"On ne peut pas en permanence se protéger": l’épidémie de dengue à la Réunion explose avec 900 cas par semaine
L'épidémie a démarré l'an dernier et a déjà touché plus de 40 000 personnes.
La Réunion est en proie à une nouvelle épidémie : après le chikungunya il y a presque 15 ans, c’est désormais la dengue qui frappe l’île. Les autorités sanitaires l'ont placée en alerte de niveau 4 sur 5 pour cette maladie surnommée la "grippe tropicale". Déjà plus de 40 000 cas ont été recensés depuis le début de cette épidémie l’an dernier. Ces dernières semaines, le nombre de malades explose avec 900 cas par semaines.
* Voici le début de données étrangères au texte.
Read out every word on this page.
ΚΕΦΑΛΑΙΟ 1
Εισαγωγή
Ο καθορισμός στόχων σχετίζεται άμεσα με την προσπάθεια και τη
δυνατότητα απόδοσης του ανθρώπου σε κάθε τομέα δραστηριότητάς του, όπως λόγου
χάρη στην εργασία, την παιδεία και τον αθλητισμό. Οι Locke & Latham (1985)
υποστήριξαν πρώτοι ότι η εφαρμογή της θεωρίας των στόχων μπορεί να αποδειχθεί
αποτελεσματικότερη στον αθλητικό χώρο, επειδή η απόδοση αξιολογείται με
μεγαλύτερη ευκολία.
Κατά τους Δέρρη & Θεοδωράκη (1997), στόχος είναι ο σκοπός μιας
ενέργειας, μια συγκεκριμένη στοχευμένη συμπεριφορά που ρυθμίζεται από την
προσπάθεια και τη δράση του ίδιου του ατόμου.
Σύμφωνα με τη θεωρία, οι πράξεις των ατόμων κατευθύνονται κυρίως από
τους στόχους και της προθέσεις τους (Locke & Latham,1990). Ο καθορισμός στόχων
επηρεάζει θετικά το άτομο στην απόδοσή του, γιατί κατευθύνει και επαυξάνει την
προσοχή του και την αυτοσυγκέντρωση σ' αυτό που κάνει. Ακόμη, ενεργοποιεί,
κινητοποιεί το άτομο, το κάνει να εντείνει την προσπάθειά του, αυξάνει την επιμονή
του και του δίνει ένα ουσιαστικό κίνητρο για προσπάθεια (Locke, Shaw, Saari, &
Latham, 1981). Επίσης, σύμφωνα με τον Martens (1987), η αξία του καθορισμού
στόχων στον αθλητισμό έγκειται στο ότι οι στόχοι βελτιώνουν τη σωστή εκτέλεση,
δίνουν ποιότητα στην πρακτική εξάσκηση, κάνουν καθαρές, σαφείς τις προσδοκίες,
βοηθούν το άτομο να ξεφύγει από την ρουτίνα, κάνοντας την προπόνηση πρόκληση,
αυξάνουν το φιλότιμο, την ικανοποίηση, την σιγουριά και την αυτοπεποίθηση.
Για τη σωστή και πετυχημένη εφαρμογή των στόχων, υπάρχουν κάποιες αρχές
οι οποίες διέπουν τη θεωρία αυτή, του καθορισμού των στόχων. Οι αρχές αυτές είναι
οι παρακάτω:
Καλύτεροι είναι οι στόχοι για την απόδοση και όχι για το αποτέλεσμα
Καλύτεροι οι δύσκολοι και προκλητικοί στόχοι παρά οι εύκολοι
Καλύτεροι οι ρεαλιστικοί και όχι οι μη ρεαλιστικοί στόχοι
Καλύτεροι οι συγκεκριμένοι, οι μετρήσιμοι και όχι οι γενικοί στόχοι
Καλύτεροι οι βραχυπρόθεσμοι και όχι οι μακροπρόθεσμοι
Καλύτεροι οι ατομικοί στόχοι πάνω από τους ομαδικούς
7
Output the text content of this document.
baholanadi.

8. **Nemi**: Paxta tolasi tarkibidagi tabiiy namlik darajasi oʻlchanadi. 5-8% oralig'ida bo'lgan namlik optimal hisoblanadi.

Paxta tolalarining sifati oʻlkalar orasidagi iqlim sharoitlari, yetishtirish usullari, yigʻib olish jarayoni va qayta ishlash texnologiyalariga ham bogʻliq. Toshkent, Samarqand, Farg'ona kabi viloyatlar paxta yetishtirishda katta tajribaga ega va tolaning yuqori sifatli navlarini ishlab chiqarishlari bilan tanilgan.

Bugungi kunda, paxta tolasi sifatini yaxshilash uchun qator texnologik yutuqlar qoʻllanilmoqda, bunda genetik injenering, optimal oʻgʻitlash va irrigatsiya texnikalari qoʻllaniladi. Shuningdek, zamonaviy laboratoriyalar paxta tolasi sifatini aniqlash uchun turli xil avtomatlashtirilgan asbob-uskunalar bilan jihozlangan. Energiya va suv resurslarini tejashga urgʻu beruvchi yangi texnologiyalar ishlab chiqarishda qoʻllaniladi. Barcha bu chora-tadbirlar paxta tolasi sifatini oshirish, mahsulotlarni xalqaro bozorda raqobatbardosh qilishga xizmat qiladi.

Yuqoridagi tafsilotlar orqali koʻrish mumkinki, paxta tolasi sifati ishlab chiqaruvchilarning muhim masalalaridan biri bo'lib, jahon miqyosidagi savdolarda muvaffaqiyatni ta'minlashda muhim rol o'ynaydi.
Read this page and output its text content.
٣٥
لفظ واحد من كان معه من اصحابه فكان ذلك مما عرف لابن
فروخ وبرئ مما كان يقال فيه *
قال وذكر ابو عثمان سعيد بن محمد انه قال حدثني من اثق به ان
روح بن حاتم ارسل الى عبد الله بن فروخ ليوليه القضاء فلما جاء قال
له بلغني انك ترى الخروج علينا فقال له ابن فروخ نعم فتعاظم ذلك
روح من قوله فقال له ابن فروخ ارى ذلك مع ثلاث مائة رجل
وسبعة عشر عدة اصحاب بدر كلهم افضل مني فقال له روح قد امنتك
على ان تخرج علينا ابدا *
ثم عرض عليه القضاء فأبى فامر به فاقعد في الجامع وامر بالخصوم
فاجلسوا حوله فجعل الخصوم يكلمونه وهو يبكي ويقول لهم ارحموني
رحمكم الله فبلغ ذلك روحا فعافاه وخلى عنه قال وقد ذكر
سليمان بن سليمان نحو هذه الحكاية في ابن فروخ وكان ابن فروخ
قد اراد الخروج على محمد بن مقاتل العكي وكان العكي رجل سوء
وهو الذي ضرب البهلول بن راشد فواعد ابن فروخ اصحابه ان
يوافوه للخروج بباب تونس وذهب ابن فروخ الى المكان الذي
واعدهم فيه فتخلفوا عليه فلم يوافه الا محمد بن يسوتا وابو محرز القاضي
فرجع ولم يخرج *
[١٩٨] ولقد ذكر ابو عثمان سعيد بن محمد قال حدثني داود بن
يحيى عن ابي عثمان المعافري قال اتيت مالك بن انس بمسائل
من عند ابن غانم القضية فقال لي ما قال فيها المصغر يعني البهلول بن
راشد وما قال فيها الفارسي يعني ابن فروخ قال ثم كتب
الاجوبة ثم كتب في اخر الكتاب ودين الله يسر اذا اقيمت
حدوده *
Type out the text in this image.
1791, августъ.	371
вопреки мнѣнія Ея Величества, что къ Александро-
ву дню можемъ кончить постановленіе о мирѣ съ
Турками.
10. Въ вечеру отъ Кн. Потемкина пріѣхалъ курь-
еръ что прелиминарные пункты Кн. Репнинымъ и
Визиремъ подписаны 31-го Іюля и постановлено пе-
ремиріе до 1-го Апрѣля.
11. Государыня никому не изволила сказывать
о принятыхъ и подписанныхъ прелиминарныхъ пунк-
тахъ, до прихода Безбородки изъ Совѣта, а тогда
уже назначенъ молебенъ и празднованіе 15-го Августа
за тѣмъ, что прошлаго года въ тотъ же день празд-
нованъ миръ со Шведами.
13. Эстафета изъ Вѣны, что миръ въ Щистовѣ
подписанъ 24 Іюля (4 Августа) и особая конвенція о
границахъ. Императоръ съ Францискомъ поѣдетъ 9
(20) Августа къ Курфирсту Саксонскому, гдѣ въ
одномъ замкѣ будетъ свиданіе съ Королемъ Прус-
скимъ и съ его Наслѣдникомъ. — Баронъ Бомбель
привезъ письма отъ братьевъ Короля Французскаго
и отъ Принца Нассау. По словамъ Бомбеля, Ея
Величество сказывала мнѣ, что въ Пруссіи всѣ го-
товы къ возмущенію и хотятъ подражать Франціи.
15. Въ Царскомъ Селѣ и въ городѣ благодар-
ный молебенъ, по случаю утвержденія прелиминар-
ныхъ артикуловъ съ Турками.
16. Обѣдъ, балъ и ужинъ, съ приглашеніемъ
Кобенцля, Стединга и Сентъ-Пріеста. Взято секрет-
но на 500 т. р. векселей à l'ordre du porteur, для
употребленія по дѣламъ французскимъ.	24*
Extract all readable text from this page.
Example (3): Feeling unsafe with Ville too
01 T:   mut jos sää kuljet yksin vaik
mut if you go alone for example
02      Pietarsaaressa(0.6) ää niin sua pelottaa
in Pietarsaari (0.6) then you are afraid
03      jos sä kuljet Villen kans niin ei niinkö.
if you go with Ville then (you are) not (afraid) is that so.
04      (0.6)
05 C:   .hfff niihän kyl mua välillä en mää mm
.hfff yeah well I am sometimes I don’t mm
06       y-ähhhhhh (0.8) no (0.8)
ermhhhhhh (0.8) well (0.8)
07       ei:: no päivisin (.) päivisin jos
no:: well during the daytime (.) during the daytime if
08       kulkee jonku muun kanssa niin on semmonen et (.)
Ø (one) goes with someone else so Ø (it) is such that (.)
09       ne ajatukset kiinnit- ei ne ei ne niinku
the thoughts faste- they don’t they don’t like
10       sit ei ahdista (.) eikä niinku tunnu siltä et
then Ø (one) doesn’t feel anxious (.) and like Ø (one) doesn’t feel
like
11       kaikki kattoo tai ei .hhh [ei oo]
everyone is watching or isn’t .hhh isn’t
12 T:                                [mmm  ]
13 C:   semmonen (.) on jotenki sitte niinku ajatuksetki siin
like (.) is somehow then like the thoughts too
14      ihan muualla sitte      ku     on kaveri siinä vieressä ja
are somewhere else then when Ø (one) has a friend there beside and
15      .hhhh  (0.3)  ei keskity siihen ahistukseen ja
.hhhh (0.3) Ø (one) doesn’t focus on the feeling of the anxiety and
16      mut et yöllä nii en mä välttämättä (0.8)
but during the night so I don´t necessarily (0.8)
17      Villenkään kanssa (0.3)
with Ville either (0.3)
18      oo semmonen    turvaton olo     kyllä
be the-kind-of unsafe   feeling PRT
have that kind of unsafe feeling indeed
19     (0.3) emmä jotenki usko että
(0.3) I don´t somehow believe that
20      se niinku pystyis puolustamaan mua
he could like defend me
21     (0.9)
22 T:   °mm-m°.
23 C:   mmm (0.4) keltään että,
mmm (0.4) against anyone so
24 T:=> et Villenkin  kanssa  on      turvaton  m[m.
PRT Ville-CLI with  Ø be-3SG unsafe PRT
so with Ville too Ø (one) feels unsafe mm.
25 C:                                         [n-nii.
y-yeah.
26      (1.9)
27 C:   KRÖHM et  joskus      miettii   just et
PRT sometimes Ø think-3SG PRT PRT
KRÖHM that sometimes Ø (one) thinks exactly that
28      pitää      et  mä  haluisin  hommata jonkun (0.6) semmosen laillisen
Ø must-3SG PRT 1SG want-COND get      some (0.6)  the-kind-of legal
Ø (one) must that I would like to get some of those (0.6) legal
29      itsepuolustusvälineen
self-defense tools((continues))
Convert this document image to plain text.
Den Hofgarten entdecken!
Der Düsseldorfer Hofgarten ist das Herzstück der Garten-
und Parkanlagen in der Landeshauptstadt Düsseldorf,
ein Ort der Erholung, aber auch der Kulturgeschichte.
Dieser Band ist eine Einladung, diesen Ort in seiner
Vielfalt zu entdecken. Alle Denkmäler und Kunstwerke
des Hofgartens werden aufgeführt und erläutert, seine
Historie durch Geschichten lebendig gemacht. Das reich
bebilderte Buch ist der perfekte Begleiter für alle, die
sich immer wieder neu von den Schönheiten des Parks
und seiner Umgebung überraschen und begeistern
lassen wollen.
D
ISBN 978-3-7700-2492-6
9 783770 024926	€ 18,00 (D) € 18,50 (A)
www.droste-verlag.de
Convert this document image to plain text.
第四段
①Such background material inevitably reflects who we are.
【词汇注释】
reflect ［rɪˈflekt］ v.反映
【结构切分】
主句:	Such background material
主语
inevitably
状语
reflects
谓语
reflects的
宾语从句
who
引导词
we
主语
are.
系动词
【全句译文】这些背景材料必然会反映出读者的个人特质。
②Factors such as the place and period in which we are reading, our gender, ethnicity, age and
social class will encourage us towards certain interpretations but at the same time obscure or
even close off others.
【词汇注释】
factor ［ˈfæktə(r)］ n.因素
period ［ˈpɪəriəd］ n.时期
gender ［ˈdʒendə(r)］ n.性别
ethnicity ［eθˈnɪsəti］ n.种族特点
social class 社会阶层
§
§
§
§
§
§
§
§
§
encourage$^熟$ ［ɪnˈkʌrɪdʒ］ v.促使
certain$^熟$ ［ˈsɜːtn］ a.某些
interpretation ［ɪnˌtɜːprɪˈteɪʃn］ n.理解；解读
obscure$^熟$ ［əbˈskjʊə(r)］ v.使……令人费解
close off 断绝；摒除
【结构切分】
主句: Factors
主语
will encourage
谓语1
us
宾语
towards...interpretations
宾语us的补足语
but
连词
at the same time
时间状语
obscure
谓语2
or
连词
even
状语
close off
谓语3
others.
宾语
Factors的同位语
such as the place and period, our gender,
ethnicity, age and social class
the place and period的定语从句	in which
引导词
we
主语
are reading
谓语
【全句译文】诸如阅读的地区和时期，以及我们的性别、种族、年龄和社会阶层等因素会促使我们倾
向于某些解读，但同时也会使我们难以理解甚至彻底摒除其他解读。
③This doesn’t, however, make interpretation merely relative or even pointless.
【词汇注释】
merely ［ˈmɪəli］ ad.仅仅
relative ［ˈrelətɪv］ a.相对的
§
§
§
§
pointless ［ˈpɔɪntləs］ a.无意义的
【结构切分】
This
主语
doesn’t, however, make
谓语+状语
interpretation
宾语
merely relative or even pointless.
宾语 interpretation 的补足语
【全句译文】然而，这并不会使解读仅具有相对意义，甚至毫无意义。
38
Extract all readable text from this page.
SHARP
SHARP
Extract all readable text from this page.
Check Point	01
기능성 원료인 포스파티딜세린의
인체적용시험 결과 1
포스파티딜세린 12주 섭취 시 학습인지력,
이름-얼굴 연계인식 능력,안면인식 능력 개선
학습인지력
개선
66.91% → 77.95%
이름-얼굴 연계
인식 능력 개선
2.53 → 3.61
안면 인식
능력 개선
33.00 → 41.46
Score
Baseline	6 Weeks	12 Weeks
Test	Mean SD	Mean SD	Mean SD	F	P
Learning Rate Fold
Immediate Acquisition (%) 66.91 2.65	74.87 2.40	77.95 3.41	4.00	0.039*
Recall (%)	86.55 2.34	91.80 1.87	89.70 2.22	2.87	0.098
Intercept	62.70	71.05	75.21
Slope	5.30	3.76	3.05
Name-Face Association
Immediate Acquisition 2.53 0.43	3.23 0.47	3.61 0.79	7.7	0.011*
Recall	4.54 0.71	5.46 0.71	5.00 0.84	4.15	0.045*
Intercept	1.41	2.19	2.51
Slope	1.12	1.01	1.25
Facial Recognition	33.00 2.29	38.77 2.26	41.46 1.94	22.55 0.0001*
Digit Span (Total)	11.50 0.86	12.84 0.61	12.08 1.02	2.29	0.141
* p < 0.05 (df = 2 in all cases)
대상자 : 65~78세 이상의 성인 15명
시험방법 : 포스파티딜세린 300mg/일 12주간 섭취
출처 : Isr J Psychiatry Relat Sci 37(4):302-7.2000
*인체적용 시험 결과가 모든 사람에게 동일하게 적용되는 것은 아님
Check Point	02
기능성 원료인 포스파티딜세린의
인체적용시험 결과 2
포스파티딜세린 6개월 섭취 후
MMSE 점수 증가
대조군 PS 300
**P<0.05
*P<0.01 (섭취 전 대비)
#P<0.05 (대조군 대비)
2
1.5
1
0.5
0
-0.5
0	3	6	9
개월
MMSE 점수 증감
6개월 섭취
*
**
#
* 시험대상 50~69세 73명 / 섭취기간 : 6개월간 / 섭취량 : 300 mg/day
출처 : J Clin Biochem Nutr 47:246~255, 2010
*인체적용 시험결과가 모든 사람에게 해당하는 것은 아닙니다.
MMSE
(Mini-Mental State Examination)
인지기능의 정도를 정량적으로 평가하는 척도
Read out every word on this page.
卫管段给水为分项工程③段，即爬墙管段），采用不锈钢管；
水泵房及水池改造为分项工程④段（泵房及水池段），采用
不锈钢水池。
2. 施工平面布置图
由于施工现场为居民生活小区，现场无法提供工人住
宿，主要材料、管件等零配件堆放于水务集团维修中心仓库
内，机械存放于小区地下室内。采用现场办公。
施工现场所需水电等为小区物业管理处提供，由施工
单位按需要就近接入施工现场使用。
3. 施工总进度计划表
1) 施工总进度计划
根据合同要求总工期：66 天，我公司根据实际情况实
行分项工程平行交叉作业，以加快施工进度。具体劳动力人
Fièvre, fatigue et transpiration
À l’hôpital de Saint-Pierre, dans le sud de l’île où se trouve le principal foyer de l’épidémie, Jacky reçoit la visite de sa femme et ses enfants. Ce quinquagénaire est hospitalisé depuis 24 heures à cause de la dengue. "C'est beaucoup de fièvre, on ressent une douleur dans l'œil, mais aussi des défaillances musculaires sur les doigts, des crampes et énormément de transpiration." Jacky dit se sentir faible. "On sent que ça ne va pas", affirme-t-il. Désormais, dans le sud de l'île où il vit, Jacky ne croise plus ses voisins au marché, mais à l’hôpital. "J'ai deux copains qui sont arrivés, je leur ai dit 'le monde est petit', rigole-t-il.
L’hôpital a dû ouvrir des lits supplémentaires, explique le docteur Rodolphe Manaquin, du service des maladies infectieuses. "On a vu des formes parfois un peu plus sévères d'autres maladies comme des infections urinaires ou pulmonaires qui, parfois associées à la dengue, nécessitent une hospitalisation. Tout ça fait une augmentation d'activité qu'il faut pouvoir assumer", explique-t-il.
On est encore en phase d'augmentation, on n'a pas encore atteint le pic dans cette épidémie de dengue
Rodolphe Manaquin, médecin à l'hôpital Saint-Pierreà franceinfo
Même si le pic n'est pas atteint, le nombre de cas explose. Paris a bien envoyé des renforts de la protection civile pour lutter contre les moustiques, vecteurs de la dengue. La Croix-Rouge, l’Agence régionale de santé multiplient les opérations de prévention, mais difficile de sensibiliser la population. Comme Jacky, de nombreux Réunionnais ne se protègent pas avec de l’anti-moustique. "Ma femme se protège, elle me dit 'il faut en mettre un peu sur toi'. Mais mettre tous les jours, non... les moustiques sont partout", avance comme excuse Jacky.
"C'est presque devenu commun, la dengue"
Son gendre Stéphane acquiesce. Il a déjà eu le chikungunya il y a quelques années et vient d’avoir lui aussi la dengue. "Nous, après 10 jours de pluie, on est infestés de moustiques, on ne peut pas en permanence se protéger, ce n'est pas possible. C'est presque devenu commun la dengue, en fait. On n'a pas pris le problème assez tôt et assez vite au sérieux", assume Stéphane, qui en a pourtant déjà fait les frais.
Le moustique est un ennemi presqu’invisible et redoutable, face à des habitants las et fatalistes. Le cocktail pourrait bien faire exploser cette épidémie, selon le docteur Rodolphe Manaquin. "Les gens ont connu le chikungunya. Là, ils connaissent la dengue et savent que c'est un mauvais moment à passer, explique le médecin. On a cinq cas de décès, on n'est pas sur une mortalité très élevée. Mais quid de l'évolution, si on passe à 1 500 ou 2 000 cas par semaine ? Ça va être compliqué...", prédit-il.
L'épidémie d'autant plus compliquée qu'il n’existe pas de remède spécifique à la dengue. Il faut seulement attendre que le mal passe,en donnant éventuellement du paracétamol et en réhydratant les patients les plus gravement atteints.